Les supérieurs veilleront exactement à ce que chaque religieux ait une tonsure cléricale conforme au rang qu’il tient dans la hiérarchie.
Article V
Il sera accordé à chaque religieux une demi bouteille de vin au dîner et au souper des jours maigres sans aucune diminution des autres boissons!
Monsieur le révérend abbé est cependant invité à étendre cette faveur aux jours gras si les facultés de son abbaye le lui permettent.
(…hic! Encore un petit coup… cher frère )
Suivent quelques précisions notamment sur l’emploi de 50 écus destinés en habits, linge, effets, blanchissage, rapetassages, thé, café, tabac, vins pour parents et étrangers et viatique de vacances!
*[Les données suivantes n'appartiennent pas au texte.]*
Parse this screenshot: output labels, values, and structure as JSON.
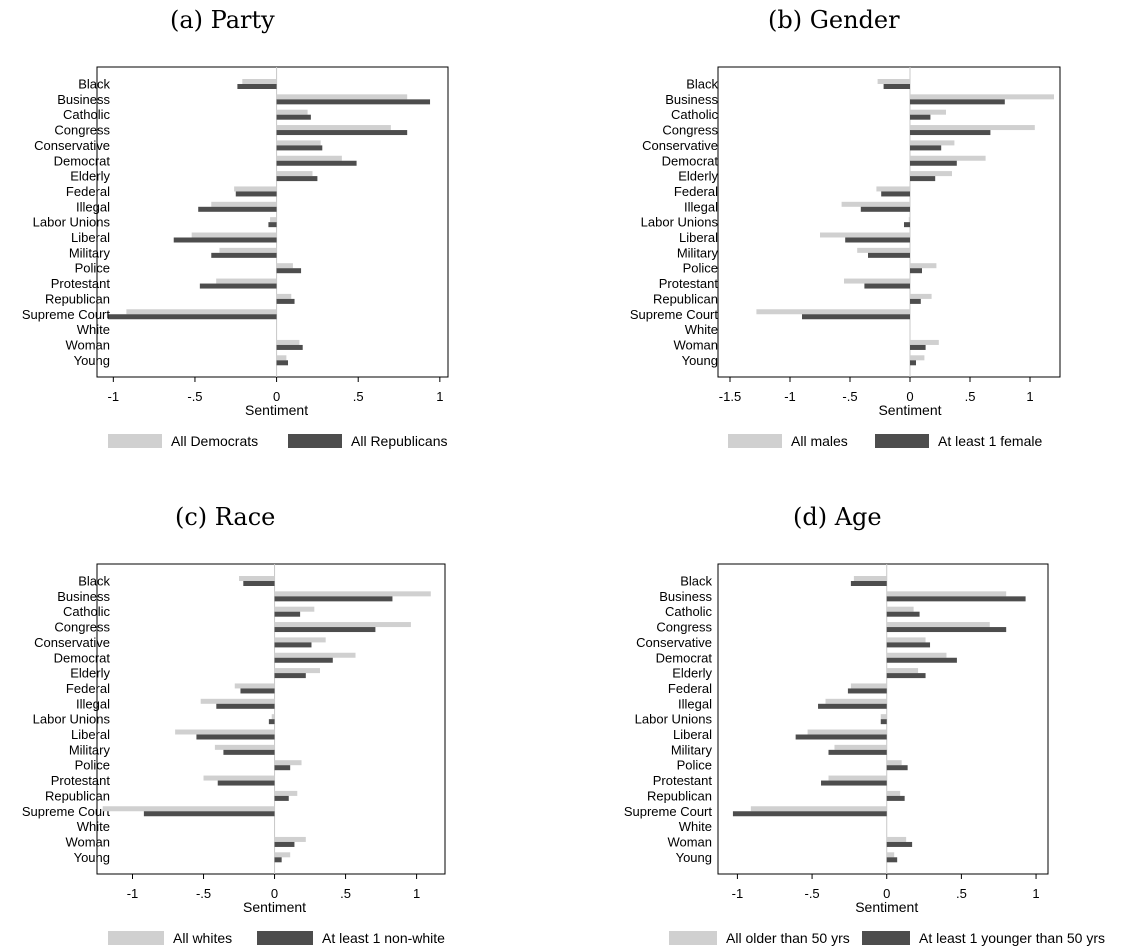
{
  "colors": {
    "series1": "#d0d0d0",
    "series2": "#4d4d4d",
    "frame": "#000000",
    "zero_line": "#c8c8c8"
  },
  "chart_data": [
    {
      "type": "bar",
      "orientation": "horizontal",
      "title": "(a) Party",
      "xlabel": "Sentiment",
      "xlim": [
        -1.1,
        1.05
      ],
      "xticks": [
        -1,
        -0.5,
        0,
        0.5,
        1
      ],
      "xtick_labels": [
        "-1",
        "-.5",
        "0",
        ".5",
        "1"
      ],
      "categories": [
        "Black",
        "Business",
        "Catholic",
        "Congress",
        "Conservative",
        "Democrat",
        "Elderly",
        "Federal",
        "Illegal",
        "Labor Unions",
        "Liberal",
        "Military",
        "Police",
        "Protestant",
        "Republican",
        "Supreme Court",
        "White",
        "Woman",
        "Young"
      ],
      "series": [
        {
          "name": "All Democrats",
          "values": [
            -0.21,
            0.8,
            0.19,
            0.7,
            0.27,
            0.4,
            0.22,
            -0.26,
            -0.4,
            -0.04,
            -0.52,
            -0.35,
            0.1,
            -0.37,
            0.09,
            -0.92,
            0.0,
            0.14,
            0.06
          ]
        },
        {
          "name": "All Republicans",
          "values": [
            -0.24,
            0.94,
            0.21,
            0.8,
            0.28,
            0.49,
            0.25,
            -0.25,
            -0.48,
            -0.05,
            -0.63,
            -0.4,
            0.15,
            -0.47,
            0.11,
            -1.03,
            0.0,
            0.16,
            0.07
          ]
        }
      ],
      "legend_position": "bottom",
      "grid": false
    },
    {
      "type": "bar",
      "orientation": "horizontal",
      "title": "(b) Gender",
      "xlabel": "Sentiment",
      "xlim": [
        -1.6,
        1.25
      ],
      "xticks": [
        -1.5,
        -1,
        -0.5,
        0,
        0.5,
        1
      ],
      "xtick_labels": [
        "-1.5",
        "-1",
        "-.5",
        "0",
        ".5",
        "1"
      ],
      "categories": [
        "Black",
        "Business",
        "Catholic",
        "Congress",
        "Conservative",
        "Democrat",
        "Elderly",
        "Federal",
        "Illegal",
        "Labor Unions",
        "Liberal",
        "Military",
        "Police",
        "Protestant",
        "Republican",
        "Supreme Court",
        "White",
        "Woman",
        "Young"
      ],
      "series": [
        {
          "name": "All males",
          "values": [
            -0.27,
            1.2,
            0.3,
            1.04,
            0.37,
            0.63,
            0.35,
            -0.28,
            -0.57,
            -0.01,
            -0.75,
            -0.44,
            0.22,
            -0.55,
            0.18,
            -1.28,
            0.0,
            0.24,
            0.12
          ]
        },
        {
          "name": "At least 1 female",
          "values": [
            -0.22,
            0.79,
            0.17,
            0.67,
            0.26,
            0.39,
            0.21,
            -0.24,
            -0.41,
            -0.05,
            -0.54,
            -0.35,
            0.1,
            -0.38,
            0.09,
            -0.9,
            0.0,
            0.13,
            0.05
          ]
        }
      ],
      "legend_position": "bottom",
      "grid": false
    },
    {
      "type": "bar",
      "orientation": "horizontal",
      "title": "(c) Race",
      "xlabel": "Sentiment",
      "xlim": [
        -1.25,
        1.2
      ],
      "xticks": [
        -1,
        -0.5,
        0,
        0.5,
        1
      ],
      "xtick_labels": [
        "-1",
        "-.5",
        "0",
        ".5",
        "1"
      ],
      "categories": [
        "Black",
        "Business",
        "Catholic",
        "Congress",
        "Conservative",
        "Democrat",
        "Elderly",
        "Federal",
        "Illegal",
        "Labor Unions",
        "Liberal",
        "Military",
        "Police",
        "Protestant",
        "Republican",
        "Supreme Court",
        "White",
        "Woman",
        "Young"
      ],
      "series": [
        {
          "name": "All whites",
          "values": [
            -0.25,
            1.1,
            0.28,
            0.96,
            0.36,
            0.57,
            0.32,
            -0.28,
            -0.52,
            -0.02,
            -0.7,
            -0.42,
            0.19,
            -0.5,
            0.16,
            -1.21,
            0.0,
            0.22,
            0.11
          ]
        },
        {
          "name": "At least 1 non-white",
          "values": [
            -0.22,
            0.83,
            0.18,
            0.71,
            0.26,
            0.41,
            0.22,
            -0.24,
            -0.41,
            -0.04,
            -0.55,
            -0.36,
            0.11,
            -0.4,
            0.1,
            -0.92,
            0.0,
            0.14,
            0.05
          ]
        }
      ],
      "legend_position": "bottom",
      "grid": false
    },
    {
      "type": "bar",
      "orientation": "horizontal",
      "title": "(d) Age",
      "xlabel": "Sentiment",
      "xlim": [
        -1.13,
        1.08
      ],
      "xticks": [
        -1,
        -0.5,
        0,
        0.5,
        1
      ],
      "xtick_labels": [
        "-1",
        "-.5",
        "0",
        ".5",
        "1"
      ],
      "categories": [
        "Black",
        "Business",
        "Catholic",
        "Congress",
        "Conservative",
        "Democrat",
        "Elderly",
        "Federal",
        "Illegal",
        "Labor Unions",
        "Liberal",
        "Military",
        "Police",
        "Protestant",
        "Republican",
        "Supreme Court",
        "White",
        "Woman",
        "Young"
      ],
      "series": [
        {
          "name": "All older than 50 yrs",
          "values": [
            -0.22,
            0.8,
            0.18,
            0.69,
            0.26,
            0.4,
            0.21,
            -0.24,
            -0.41,
            -0.04,
            -0.53,
            -0.35,
            0.1,
            -0.39,
            0.09,
            -0.91,
            0.0,
            0.13,
            0.05
          ]
        },
        {
          "name": "At least 1 younger than 50 yrs",
          "values": [
            -0.24,
            0.93,
            0.22,
            0.8,
            0.29,
            0.47,
            0.26,
            -0.26,
            -0.46,
            -0.04,
            -0.61,
            -0.39,
            0.14,
            -0.44,
            0.12,
            -1.03,
            0.0,
            0.17,
            0.07
          ]
        }
      ],
      "legend_position": "bottom",
      "grid": false
    }
  ]
}
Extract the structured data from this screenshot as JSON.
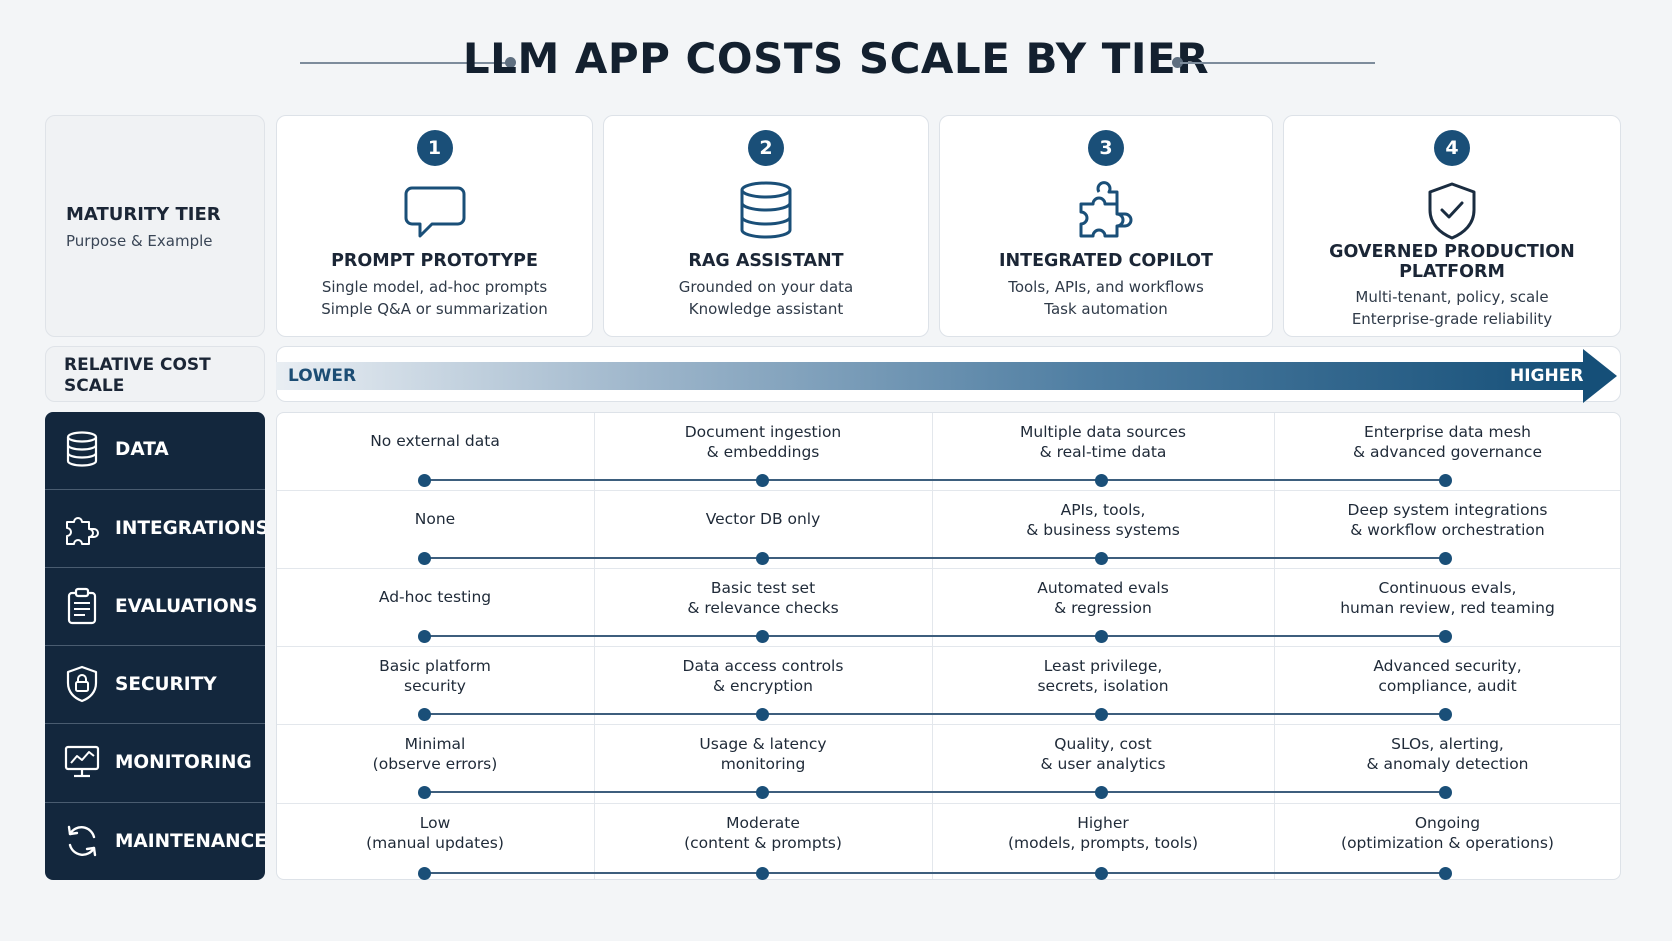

On précise aussi que si il y a des abus, du désordre etc., il y a lieu d’en informer Clairvaux afin de revoir un ou plusieurs articles.
Fait en l’abbaye de Clairvaux le 26 juillet 1779, « sous notre seing manuel, celui de notre secrétaire et l’apposition du sceau de nos armes».
Suivent la signature de F.François Lebloy, abbé de Clairvaux, à côté le sceau de ses armes en hostie rouge et plus bas « signé par ordre » F .M.E. Grillot, secrétaire.
Surprenant :
Cent cinquante ans avant les ouvriers de nos usines, ces moines avaient, après revendication, obtenu leurs congés payés!
1 Le 2 avril 1765, Joseph Harlez qui se présente comme abbé du V.S.L et Seigneur de
Plenevaux signe un document pour désigner le nouveau mayeur de Plenevaux : Arnold Fourneau.